Electrodynamic particle-in-cell algorithm with exact momentum conservation

From the Sun to the interior of the ITER tokamak, plasma is a fundamental component of systems of scientific and engineering interest. Particle-in-cell (PIC) is a class of computational methods where individual particles, whose positions and momenta occupy a continuous range, interact with fields defined on a mesh. PIC has been successfully applied to study laser-plasma interactions, magnetohydrodynamics, magnetic reconnection, and more. One of the main limiting factors in PIC applications is the rapid scaling of computational complexity with system size. It is essential to achieve the greatest possible accuracy given finite computational resources.

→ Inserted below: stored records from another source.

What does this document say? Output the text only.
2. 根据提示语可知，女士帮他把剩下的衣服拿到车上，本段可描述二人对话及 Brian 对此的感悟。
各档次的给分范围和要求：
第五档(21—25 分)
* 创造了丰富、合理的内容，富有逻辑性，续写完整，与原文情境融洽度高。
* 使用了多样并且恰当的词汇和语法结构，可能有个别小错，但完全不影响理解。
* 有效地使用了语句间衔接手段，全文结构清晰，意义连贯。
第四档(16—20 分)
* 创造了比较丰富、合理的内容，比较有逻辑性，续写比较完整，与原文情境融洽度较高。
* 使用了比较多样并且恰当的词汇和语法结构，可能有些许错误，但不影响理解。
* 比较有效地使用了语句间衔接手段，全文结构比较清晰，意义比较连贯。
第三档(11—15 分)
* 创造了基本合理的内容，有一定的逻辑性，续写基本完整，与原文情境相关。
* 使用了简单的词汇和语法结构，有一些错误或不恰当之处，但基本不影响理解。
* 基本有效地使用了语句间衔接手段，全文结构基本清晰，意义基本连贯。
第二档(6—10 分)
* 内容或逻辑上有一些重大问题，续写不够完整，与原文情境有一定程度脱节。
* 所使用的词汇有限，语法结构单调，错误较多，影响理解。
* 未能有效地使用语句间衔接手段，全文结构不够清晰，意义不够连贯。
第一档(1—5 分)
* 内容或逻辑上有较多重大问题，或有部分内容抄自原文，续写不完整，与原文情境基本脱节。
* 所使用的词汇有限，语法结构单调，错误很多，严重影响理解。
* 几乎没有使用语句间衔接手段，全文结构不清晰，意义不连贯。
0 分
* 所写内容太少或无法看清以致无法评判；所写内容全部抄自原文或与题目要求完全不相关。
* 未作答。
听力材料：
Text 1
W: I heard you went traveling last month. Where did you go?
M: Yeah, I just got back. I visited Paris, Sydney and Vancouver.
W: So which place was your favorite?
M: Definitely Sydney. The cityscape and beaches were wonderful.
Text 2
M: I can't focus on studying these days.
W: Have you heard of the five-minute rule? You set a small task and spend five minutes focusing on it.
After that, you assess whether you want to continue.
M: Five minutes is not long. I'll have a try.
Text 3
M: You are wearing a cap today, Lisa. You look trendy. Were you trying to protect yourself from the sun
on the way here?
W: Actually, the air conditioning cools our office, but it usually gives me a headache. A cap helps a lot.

The recent discovery of an energy-conserving electrodynamic PIC algorithm has enabled the simulation of relativistic plasmas without numerical heating. But while momentum conservation would eliminate unphysical self-forces and improve stability for long simulations, this conservation law is yet to be realized in electrodynamic PIC. In this work, by formulating Yee's discretization of Maxwell's equations in the least-action formalism, we derive an exactly conserved stress-energy tensor for the electromagnetic field. Using an iterative algorithm, we ensure that each particle's momentum change per time step exactly cancels the momentum change it induces in the electromagnetic field. This leads to exact conservation of the combined field and particles momentum. Our results contribute to the understanding of conservation laws in PIC simulations.